2021

Nathan Beard

Hatched Alumni: 2008

Nathan Beard is a multidisciplinary artist based in Perth/Boorloo who draws from his Australian-Thai heritage to unpack the slippery influences of culture, memory and authenticity. Beard adapts intimate exchanges with family and archives alongside broader cultural signifiers of ‘Thai-ness’ to generate visually extravagant and idiosyncratic slippages of identity across mediums including sculpture and photography. By asking what it means to inherit a nuanced relationship to a culture which you are also inherently distanced from through a range of biographic and geographic circumstances, Beard’s work offers a uniquely queer and personal articulation of the complexities surrounding diasporic identity.

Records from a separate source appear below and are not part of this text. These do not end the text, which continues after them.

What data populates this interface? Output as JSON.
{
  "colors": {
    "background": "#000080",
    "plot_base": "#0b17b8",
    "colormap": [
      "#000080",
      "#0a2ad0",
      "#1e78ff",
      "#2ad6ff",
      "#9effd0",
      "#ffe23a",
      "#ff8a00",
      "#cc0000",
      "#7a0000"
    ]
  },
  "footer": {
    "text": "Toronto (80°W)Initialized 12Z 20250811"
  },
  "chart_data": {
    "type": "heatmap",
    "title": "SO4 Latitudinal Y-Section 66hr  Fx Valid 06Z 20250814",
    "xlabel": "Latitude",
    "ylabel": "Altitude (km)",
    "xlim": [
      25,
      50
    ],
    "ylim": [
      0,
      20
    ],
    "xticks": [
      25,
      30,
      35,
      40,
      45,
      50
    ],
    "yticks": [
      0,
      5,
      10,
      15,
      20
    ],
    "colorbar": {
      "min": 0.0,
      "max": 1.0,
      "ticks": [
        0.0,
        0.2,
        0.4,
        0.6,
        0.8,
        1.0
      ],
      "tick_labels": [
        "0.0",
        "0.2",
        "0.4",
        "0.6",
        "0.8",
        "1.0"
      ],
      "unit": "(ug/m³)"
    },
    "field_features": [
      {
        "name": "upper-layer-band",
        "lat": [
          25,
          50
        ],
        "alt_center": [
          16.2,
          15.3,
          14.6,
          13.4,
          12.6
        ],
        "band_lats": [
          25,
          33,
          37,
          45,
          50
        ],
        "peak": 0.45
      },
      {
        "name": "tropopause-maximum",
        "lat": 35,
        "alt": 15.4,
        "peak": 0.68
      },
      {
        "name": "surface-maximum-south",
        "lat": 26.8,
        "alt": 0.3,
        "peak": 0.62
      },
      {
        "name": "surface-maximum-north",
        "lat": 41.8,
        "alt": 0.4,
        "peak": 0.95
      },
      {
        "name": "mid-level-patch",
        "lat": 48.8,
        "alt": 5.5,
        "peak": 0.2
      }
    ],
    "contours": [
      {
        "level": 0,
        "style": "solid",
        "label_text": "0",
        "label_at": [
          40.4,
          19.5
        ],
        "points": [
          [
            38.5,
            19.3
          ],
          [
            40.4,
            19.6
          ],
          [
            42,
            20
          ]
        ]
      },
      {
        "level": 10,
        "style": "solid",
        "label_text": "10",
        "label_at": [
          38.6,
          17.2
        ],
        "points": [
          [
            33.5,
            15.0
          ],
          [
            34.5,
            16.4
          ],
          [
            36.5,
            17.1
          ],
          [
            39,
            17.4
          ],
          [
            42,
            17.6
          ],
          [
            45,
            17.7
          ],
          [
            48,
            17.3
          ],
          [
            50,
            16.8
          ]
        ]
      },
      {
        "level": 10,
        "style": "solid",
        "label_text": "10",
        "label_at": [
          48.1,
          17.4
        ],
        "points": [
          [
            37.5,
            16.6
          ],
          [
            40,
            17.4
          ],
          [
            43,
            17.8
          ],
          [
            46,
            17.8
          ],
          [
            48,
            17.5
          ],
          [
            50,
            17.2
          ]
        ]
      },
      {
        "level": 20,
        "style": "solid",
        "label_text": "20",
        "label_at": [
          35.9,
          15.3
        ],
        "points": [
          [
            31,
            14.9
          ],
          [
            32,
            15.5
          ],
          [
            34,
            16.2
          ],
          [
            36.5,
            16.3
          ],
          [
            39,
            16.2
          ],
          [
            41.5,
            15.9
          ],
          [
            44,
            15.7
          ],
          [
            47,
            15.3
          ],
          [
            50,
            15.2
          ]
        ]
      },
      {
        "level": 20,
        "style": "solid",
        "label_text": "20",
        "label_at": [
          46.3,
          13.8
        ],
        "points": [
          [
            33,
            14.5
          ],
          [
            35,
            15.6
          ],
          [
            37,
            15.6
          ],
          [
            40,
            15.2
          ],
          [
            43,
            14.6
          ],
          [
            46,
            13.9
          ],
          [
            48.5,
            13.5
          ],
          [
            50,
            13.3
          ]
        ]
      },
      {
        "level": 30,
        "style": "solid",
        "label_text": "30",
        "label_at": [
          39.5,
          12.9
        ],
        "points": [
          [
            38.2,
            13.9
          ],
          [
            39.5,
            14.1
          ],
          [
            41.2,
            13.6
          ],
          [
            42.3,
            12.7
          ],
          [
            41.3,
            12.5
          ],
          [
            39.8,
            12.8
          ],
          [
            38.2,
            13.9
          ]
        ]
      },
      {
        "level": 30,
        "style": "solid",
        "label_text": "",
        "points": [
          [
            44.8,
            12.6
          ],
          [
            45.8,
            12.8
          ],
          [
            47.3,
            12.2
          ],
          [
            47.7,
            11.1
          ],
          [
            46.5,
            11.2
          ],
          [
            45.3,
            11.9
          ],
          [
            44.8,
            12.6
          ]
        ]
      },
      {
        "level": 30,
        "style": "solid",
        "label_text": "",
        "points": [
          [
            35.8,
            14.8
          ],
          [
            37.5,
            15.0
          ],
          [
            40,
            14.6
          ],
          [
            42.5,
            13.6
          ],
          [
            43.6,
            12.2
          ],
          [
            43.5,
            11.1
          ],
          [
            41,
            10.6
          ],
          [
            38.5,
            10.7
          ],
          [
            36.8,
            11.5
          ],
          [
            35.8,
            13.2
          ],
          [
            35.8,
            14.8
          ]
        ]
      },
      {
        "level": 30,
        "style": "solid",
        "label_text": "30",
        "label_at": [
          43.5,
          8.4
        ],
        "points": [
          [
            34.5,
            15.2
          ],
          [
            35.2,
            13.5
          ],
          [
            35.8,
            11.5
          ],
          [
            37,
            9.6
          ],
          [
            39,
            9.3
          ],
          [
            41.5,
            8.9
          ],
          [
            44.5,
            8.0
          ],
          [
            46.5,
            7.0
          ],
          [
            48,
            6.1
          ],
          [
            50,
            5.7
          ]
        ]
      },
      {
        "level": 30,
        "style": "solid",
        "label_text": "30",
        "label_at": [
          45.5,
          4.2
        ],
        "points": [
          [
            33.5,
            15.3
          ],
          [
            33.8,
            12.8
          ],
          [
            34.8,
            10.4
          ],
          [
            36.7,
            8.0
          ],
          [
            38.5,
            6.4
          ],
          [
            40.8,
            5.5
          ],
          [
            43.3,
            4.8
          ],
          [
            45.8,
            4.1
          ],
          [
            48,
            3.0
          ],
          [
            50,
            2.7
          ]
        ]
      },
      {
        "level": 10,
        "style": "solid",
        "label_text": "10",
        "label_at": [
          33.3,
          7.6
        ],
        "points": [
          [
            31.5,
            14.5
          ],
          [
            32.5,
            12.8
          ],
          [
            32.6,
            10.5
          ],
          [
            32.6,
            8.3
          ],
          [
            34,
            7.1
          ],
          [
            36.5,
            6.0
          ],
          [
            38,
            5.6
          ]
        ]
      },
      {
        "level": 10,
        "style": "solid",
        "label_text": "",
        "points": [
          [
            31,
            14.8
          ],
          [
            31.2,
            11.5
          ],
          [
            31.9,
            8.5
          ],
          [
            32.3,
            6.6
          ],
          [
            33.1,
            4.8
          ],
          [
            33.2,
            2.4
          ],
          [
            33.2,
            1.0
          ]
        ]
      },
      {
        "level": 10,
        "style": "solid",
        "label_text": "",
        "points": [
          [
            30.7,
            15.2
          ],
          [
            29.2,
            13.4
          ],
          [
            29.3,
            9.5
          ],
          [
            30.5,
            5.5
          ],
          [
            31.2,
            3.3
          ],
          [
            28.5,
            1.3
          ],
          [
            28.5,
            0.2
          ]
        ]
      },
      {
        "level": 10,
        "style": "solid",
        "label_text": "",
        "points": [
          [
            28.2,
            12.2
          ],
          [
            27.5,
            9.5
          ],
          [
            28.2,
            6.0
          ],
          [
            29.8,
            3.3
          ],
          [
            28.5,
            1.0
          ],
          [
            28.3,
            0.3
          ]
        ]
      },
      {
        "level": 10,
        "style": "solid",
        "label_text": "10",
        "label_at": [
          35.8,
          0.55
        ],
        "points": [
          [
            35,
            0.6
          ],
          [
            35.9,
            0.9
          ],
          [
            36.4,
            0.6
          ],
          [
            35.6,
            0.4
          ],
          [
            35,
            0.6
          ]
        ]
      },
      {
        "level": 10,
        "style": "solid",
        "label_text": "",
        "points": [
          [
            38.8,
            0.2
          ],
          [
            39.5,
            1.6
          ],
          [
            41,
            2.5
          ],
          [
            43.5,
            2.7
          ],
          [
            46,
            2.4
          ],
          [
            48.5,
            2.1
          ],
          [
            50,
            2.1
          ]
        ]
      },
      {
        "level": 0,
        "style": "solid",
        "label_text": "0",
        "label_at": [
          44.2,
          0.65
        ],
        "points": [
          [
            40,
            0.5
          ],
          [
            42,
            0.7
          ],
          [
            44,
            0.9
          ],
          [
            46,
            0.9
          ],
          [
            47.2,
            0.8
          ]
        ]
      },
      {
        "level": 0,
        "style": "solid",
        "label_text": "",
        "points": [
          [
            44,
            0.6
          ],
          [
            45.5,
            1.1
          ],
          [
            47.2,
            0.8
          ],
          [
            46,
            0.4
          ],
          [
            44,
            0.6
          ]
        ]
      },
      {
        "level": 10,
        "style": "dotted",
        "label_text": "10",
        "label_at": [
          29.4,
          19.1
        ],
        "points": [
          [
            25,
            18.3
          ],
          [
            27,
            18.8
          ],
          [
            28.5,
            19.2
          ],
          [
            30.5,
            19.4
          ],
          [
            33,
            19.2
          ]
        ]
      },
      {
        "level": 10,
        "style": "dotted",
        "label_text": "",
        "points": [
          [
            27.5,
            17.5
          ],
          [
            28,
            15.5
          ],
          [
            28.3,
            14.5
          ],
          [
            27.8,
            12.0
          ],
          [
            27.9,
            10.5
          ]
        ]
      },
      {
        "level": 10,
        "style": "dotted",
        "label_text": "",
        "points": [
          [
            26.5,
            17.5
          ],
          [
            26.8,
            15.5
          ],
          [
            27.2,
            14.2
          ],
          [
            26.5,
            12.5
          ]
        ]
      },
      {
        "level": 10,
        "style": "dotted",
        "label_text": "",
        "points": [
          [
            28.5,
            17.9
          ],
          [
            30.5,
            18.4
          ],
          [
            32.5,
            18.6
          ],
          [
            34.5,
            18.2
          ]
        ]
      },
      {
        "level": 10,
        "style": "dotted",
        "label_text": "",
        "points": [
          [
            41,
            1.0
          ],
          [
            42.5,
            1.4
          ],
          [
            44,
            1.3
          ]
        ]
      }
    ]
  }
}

Recent exhibitions include White Gilt 2.0, Firstdraft, NSW (2020), White Gilt, Cool Change Contemporary, WA (2019), A dense intimacy, Bus Projects, VIC (2019), Siamese Smize, Turner Galleries, WA (2018) and WA Focus: Nathan Beard, Art Gallery of Western Australia, WA (2017) In 2017 Beard participated in the 4A Beijing Studio Program and is confirmed to be undertaking the Australia Council Residency at ACME Studios, London in 2022. Beard has been a finalist in the Ramsay Art Prize (2021), Churchie National Emerging Art Prize (2020) John Stringer Prize (2017), and Fremantle Art Centre Print Award (2015, 2016, Highly Commended 2017, 2018).

 

What does Hatched mean to you?’

My Hatched experience was a significant one because it elevated my work straight out of university. It gave context and legitimacy to the fruits of my labour within the walls of an institutional setting, and situated my work alongside a nationwide cohort of peers. Encouragement like this helped galvanise the decision to continue pursuing my practice. If it weren’t for the exposure or networking generated through Hatched, my student work wouldn’t have been written about in Runway Journal, and I wouldn’t have sought out opportunities through the 4A Centre of Contemporary Asian Art. Seeds of my early career momentum were sowed under this temporary spotlight, so it’s been great to see the tradition of Hatched grow and adapt over the years knowing the signal boost it can afford an emerging practice.